In the amended class action complaint filed today, Peiffer Wolf estimates that the GPB Capital Ponzi scheme has claimed up to $1.8 billion from an estimated 2,000 investors, many of whom are retirees concentrated in Texas, Florida and Arizona. Among its assortment of funds, the GPB Automotive portfolio is comprised of auto dealerships which were a particular selling point for investors. The lawsuit notes that GPB Capital’s Prime Automotive Group was “run into the ground” and is now in jeopardy of losing its association to leading auto manufacturers.
The updated Peiffer Wolf lawsuit focuses on the intertwined Austin-based brokerage firm Ascendant Capital, which was intimately involved at every key step in the Ponzi scheme. The lines where GPB stopped and Ascendant began were blurred beyond recognition. According to the class action lawsuit, Ascendant celebrated the fact that it pulled down over $800,000 in net commissions from GPB Capital victims in a single month.
Dozens of arbitration cases filed by Peiffer Wolf in the FINRA complaint-resolution forum focus on the misconduct of the brokers who were responsible for roping investors into the GPB scheme and then collecting fat commission checks for doing so. In addition to misleading sales tactics, the brokers are faulted for failing to do their due diligence and to ensure that the risky, illiquid and sophisticated investments they recommended were in any way suitable for what were often very inexperienced investors who put their nest eggs on the line.
Joseph Peiffer, managing partner, Peiffer Wolf Carr Kane & Conway, said: “This is a real week of reckoning for an investment scheme that was rotten to the core from day one. The GPB/Ascendant machine was engineered to generate illicit profits for its organizers and their broker henchmen.”
Loretta DeHay, a 62-year-old Austin woman who invested $100,000 in GPB Automotive, is a named plaintiff in the class action lawsuit and filed a separate arbitration case against her brokerage firm in FINRA today. She said: “I was assured that this was a safe investment that would generate retirement income for me that I could rely on. My brokerage firm sold me on GPB’s automotive division. I trusted my broker, and he recommended what turned out to be a Ponzi scheme. Now, I’m fighting to hold GPB, the brokerage firm, and anyone else who profited off of this accountable.”
Jason Kane, partner, Peiffer Wolf Carr Kane & Conway, said: “What we are announcing is a two-pronged attack that goes after the whole supply chain of greed that made this possible. The amended class action complaint filed today unveils the GPB/Ascendant house of horrors in Austin, Texas.

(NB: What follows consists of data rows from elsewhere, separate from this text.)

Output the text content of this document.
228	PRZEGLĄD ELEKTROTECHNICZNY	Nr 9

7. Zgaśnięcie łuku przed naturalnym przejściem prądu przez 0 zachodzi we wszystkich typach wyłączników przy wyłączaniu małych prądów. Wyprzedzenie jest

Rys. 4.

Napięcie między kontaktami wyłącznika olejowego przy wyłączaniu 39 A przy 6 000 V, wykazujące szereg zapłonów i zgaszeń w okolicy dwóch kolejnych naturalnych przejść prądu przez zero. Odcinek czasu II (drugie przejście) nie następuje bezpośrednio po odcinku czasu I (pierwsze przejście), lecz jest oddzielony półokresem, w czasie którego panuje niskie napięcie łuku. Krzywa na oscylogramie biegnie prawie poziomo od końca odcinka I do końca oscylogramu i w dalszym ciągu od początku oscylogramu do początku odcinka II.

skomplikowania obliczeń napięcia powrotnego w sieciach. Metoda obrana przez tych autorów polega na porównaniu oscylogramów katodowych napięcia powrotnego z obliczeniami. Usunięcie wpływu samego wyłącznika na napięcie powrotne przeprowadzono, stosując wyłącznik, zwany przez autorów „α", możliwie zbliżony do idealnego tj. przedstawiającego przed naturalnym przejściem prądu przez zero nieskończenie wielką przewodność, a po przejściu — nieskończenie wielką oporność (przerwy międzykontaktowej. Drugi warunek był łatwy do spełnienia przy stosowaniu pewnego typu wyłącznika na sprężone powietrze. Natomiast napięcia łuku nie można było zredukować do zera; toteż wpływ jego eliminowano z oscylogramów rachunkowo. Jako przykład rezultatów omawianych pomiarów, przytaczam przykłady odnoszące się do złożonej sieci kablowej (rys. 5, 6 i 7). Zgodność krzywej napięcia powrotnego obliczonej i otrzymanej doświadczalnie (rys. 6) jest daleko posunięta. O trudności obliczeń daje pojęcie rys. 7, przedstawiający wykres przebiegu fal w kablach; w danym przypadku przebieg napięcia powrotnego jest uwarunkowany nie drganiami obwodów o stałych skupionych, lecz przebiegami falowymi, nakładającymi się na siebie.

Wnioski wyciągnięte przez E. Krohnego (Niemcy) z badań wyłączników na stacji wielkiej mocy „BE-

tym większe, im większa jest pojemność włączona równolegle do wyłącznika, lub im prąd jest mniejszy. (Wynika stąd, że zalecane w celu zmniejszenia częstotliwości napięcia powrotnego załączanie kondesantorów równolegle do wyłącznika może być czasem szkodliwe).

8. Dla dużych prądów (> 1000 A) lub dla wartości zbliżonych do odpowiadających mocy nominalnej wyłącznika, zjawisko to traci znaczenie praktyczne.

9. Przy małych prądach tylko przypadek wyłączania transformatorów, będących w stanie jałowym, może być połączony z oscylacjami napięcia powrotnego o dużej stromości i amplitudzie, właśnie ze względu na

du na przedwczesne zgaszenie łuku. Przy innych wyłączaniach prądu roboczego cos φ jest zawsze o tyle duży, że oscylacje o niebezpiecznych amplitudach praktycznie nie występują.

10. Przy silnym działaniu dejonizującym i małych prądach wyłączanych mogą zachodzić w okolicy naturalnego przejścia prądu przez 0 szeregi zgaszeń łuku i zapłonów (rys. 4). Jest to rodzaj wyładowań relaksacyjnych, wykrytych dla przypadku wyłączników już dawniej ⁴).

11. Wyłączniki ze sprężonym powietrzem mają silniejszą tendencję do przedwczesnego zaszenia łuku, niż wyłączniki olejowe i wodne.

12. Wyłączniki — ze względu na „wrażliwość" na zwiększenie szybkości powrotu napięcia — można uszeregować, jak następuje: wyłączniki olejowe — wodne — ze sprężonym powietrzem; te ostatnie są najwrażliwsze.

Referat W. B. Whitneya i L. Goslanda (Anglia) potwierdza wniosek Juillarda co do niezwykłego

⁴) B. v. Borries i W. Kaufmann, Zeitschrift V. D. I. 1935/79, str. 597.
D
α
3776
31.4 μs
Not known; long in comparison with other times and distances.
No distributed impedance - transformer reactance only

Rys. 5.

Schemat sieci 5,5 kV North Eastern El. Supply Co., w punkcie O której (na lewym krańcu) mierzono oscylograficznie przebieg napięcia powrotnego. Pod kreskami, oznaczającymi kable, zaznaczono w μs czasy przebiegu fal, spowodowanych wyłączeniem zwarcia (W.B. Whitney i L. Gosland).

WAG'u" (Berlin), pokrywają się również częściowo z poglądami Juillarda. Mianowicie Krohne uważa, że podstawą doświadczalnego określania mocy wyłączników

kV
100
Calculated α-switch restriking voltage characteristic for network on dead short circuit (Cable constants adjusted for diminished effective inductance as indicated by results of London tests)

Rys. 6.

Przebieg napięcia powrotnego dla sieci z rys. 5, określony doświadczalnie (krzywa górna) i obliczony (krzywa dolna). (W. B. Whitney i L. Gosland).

Additionally, the wave of nearly three dozen arbitration cases filed so far reflects the key roles that unethical brokers played in finding the victims whose pockets … and bank accounts … were pillaged.”
On September 18, 2019, Peiffer Wolf and Meyer Wilson forecast an “avalanche” of retiree arbitration cases in the GPB scandal. Last November 6, Peiffer Wolf held a New York City news conference to present a GPB whistleblower who was fired after refusing to help cover up the GPB Capital Ponzi scheme. Late last month, state securities regulators in Massachusetts went to court to accuse GPB Capital of fraud in the process of using new investor cash to pay dividends to other investors.